In summary, we test ML code in different setups and very thoroughly — it rarely fails. Most mistakes end up with completely unreasonable predictions that need to be highlighted by tests or monitoring. We will go into more detail of how we do ML monitoring in a future blog post.
Packaging and loading the model
A trained model can be thought of as some code with state, this includes weights, split-points for trees, number of trees, min, max and average values for features etc. How do we release this code with its runtime state?
What if you used MinMaxScaler to preprocess all your numeric feature to be between 0 and 1 and LabelEncoder to assign numbers to categorical values? The state for these conversions needs to be stored. Additionally, we also do post-processing for raw predictions. For example, we make sure no predicted ETA is faster than the fastest driving time we have seen. This information also needs to be stored for the code to work.
The above example is quite minimal for what is needed, but pretty fast you end up with explosion of state files that all need to be loaded and used correctly for the entire prediction pipeline to work correctly.
We considered two approaches for model pipeline serialization, including preprocessing and post-processing: publish code and state as python library that loads state on first run or use python tools to serialize code with state to a binary file. Both have their own set of pros and cons.
Our first idea was to publish a python library from KubeFlow. This way we could write our own
load_pipeline() library method that takes care of loading everything correctly in production environment using asset files included within the library. As an added benefit models would be versioned in a standard way and installing a new model could be done with pip. The entire pipeline would be more compatible with different versions of python and libraries, but still not fully.
Our second idea was to use pickle to serialize the entire pipeline state to a binary file, upload this file to cloud storage and take care of versioning. Then write custom build task in
setup.py that automatically downloads correct model from cloud storage during the CI build. Finally, make sure that python version and libraries match between training and inference in production.
We opted for the second approach due to its utter simplicity. We might need to change this in the future, however, for now, this has worked despite its naivety.
As discussed in our previous blogpost about training we use Kubeflow to train and evaluate the model.

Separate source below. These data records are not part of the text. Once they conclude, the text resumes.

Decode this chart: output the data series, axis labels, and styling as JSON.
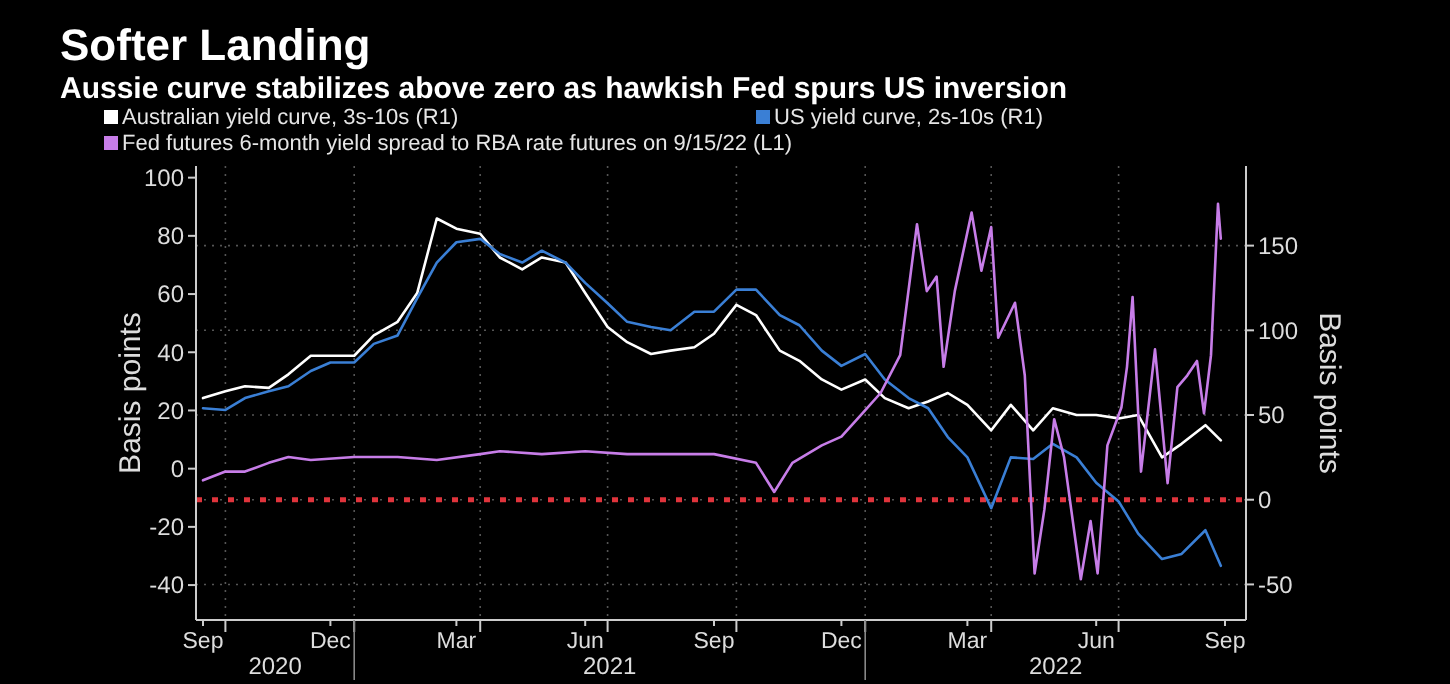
{
  "chart_data": {
    "type": "line",
    "title": "Softer Landing",
    "subtitle": "Aussie curve stabilizes above zero as hawkish Fed spurs US inversion",
    "ylabel": "Basis points",
    "y2label": "Basis points",
    "x": [
      "2020-09-15",
      "2020-10-01",
      "2020-10-15",
      "2020-11-01",
      "2020-11-15",
      "2020-12-01",
      "2020-12-15",
      "2021-01-01",
      "2021-01-15",
      "2021-02-01",
      "2021-02-15",
      "2021-03-01",
      "2021-03-15",
      "2021-04-01",
      "2021-04-15",
      "2021-05-01",
      "2021-05-15",
      "2021-06-01",
      "2021-06-15",
      "2021-07-01",
      "2021-07-15",
      "2021-08-01",
      "2021-08-15",
      "2021-09-01",
      "2021-09-15",
      "2021-10-01",
      "2021-10-15",
      "2021-11-01",
      "2021-11-15",
      "2021-12-01",
      "2021-12-15",
      "2022-01-01",
      "2022-01-15",
      "2022-02-01",
      "2022-02-15",
      "2022-03-01",
      "2022-03-15",
      "2022-04-01",
      "2022-04-15",
      "2022-05-01",
      "2022-05-15",
      "2022-06-01",
      "2022-06-15",
      "2022-07-01",
      "2022-07-15",
      "2022-08-01",
      "2022-08-15",
      "2022-09-01",
      "2022-09-12"
    ],
    "series": [
      {
        "name": "Australian yield curve, 3s-10s (R1)",
        "color": "#ffffff",
        "axis": "y2",
        "values": [
          60,
          64,
          67,
          66,
          74,
          85,
          85,
          85,
          97,
          105,
          122,
          166,
          160,
          157,
          143,
          136,
          143,
          140,
          122,
          102,
          93,
          86,
          88,
          90,
          98,
          115,
          109,
          88,
          82,
          71,
          65,
          71,
          60,
          54,
          58,
          63,
          56,
          41,
          56,
          41,
          54,
          50,
          50,
          48,
          50,
          25,
          33,
          44,
          35
        ]
      },
      {
        "name": "US yield curve, 2s-10s (R1)",
        "color": "#3a7fd5",
        "axis": "y2",
        "values": [
          54,
          53,
          60,
          64,
          67,
          76,
          81,
          81,
          92,
          97,
          119,
          140,
          152,
          154,
          145,
          140,
          147,
          140,
          128,
          116,
          105,
          102,
          100,
          111,
          111,
          124,
          124,
          109,
          103,
          88,
          79,
          86,
          71,
          60,
          54,
          37,
          25,
          -5,
          25,
          24,
          33,
          25,
          10,
          -1,
          -20,
          -35,
          -32,
          -18,
          -39
        ]
      },
      {
        "name": "Fed futures 6-month yield spread to RBA rate futures on 9/15/22 (L1)",
        "color": "#c77de8",
        "axis": "y",
        "x": [
          "2020-09-15",
          "2020-10-01",
          "2020-10-15",
          "2020-11-01",
          "2020-11-15",
          "2020-12-01",
          "2021-01-01",
          "2021-02-01",
          "2021-03-01",
          "2021-04-01",
          "2021-04-15",
          "2021-05-15",
          "2021-06-15",
          "2021-07-15",
          "2021-08-15",
          "2021-09-15",
          "2021-10-15",
          "2021-10-28",
          "2021-11-10",
          "2021-12-01",
          "2021-12-15",
          "2021-12-30",
          "2022-01-12",
          "2022-01-26",
          "2022-02-07",
          "2022-02-14",
          "2022-02-21",
          "2022-02-26",
          "2022-03-06",
          "2022-03-18",
          "2022-03-25",
          "2022-04-01",
          "2022-04-06",
          "2022-04-18",
          "2022-04-25",
          "2022-05-02",
          "2022-05-09",
          "2022-05-16",
          "2022-05-23",
          "2022-06-04",
          "2022-06-11",
          "2022-06-16",
          "2022-06-23",
          "2022-07-03",
          "2022-07-07",
          "2022-07-11",
          "2022-07-17",
          "2022-07-27",
          "2022-08-05",
          "2022-08-12",
          "2022-08-19",
          "2022-08-26",
          "2022-08-31",
          "2022-09-05",
          "2022-09-10",
          "2022-09-12"
        ],
        "values": [
          -4,
          -1,
          -1,
          2,
          4,
          3,
          4,
          4,
          3,
          5,
          6,
          5,
          6,
          5,
          5,
          5,
          2,
          -8,
          2,
          8,
          11,
          19,
          26,
          39,
          84,
          61,
          66,
          35,
          61,
          88,
          68,
          83,
          45,
          57,
          32,
          -36,
          -14,
          17,
          4,
          -38,
          -18,
          -36,
          8,
          21,
          35,
          59,
          -1,
          41,
          -5,
          28,
          32,
          37,
          19,
          39,
          91,
          79
        ]
      }
    ],
    "xlim": [
      "2020-09-10",
      "2022-09-30"
    ],
    "xticks": [
      {
        "value": "2020-09-15",
        "label": "Sep"
      },
      {
        "value": "2020-10-01",
        "label": null
      },
      {
        "value": "2020-12-15",
        "label": "Dec"
      },
      {
        "value": "2021-01-01",
        "label": null
      },
      {
        "value": "2021-03-15",
        "label": "Mar"
      },
      {
        "value": "2021-04-01",
        "label": null
      },
      {
        "value": "2021-06-15",
        "label": "Jun"
      },
      {
        "value": "2021-07-01",
        "label": null
      },
      {
        "value": "2021-09-15",
        "label": "Sep"
      },
      {
        "value": "2021-10-01",
        "label": null
      },
      {
        "value": "2021-12-15",
        "label": "Dec"
      },
      {
        "value": "2022-01-01",
        "label": null
      },
      {
        "value": "2022-03-15",
        "label": "Mar"
      },
      {
        "value": "2022-04-01",
        "label": null
      },
      {
        "value": "2022-06-15",
        "label": "Jun"
      },
      {
        "value": "2022-07-01",
        "label": null
      },
      {
        "value": "2022-09-15",
        "label": "Sep"
      }
    ],
    "ylim": [
      -52,
      104
    ],
    "yticks": [
      -40,
      -20,
      0,
      20,
      40,
      60,
      80,
      100
    ],
    "y2lim": [
      -71,
      197
    ],
    "y2ticks": [
      -50,
      0,
      50,
      100,
      150
    ],
    "ref_lines": [
      {
        "axis": "y2",
        "value": 0,
        "color": "#e0343c",
        "line_style": "dotted"
      }
    ],
    "annotations": [
      "2020",
      "2021",
      "2022"
    ],
    "grid": true,
    "legend": "top",
    "line_style": "solid",
    "marker": "none"
  }
}
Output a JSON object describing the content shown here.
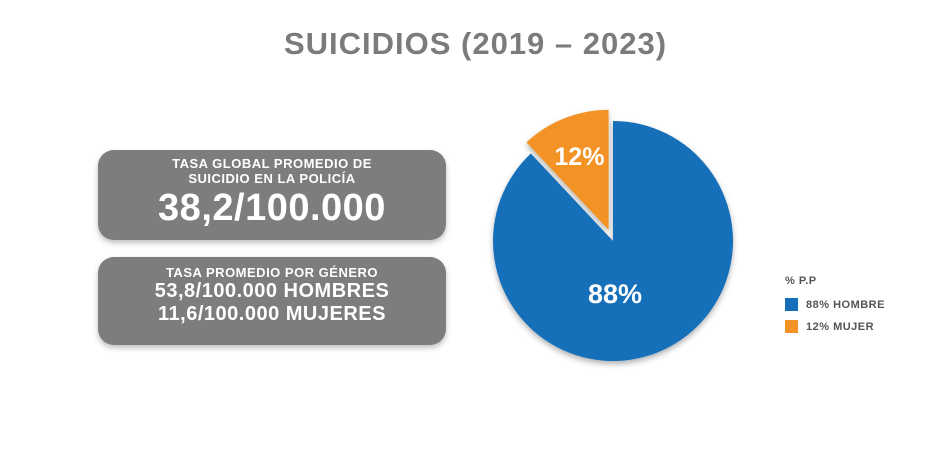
{
  "title": "SUICIDIOS (2019 – 2023)",
  "card_global": {
    "heading": "TASA GLOBAL PROMEDIO DE\nSUICIDIO EN LA POLICÍA",
    "value": "38,2/100.000"
  },
  "card_gender": {
    "heading": "TASA PROMEDIO POR GÉNERO",
    "men": "53,8/100.000  HOMBRES",
    "women": "11,6/100.000  MUJERES"
  },
  "chart_data": {
    "type": "pie",
    "legend_title": "% P.P",
    "legend_placement": "right",
    "slices": [
      {
        "label": "88% HOMBRE",
        "value": 88,
        "data_label": "88%",
        "color": "#1570b9",
        "exploded": false
      },
      {
        "label": "12% MUJER",
        "value": 12,
        "data_label": "12%",
        "color": "#f39325",
        "exploded": true
      }
    ]
  }
}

If Kubeflow evaluation passes, then the entire update process goes into motion: model file is written to cloud storage, pull request with all necessary information is opened and team is notified via Slack.
Model update pull request can be approved and merged by anyone — it has all the necessary steps, information and human-readable metrics in the description.
Adding Machine Learning to our product took several months due to the sheer complexity and scope of the task. In addition, it’s not really a one-off process — you need continuous model updates to avoid drift, every model update needs to be evaluated, live monitoring is a must, and so on. Skipping any of these steps is a disaster waiting to happen.
Taking the plunge from cleverly selected rules and constants to learning the behaviour of drivers on Sixfold from data was definitely risky but yielded great benefits. It is one of the main reasons why we have the market leading ETA accuracy that our clients rely on every day.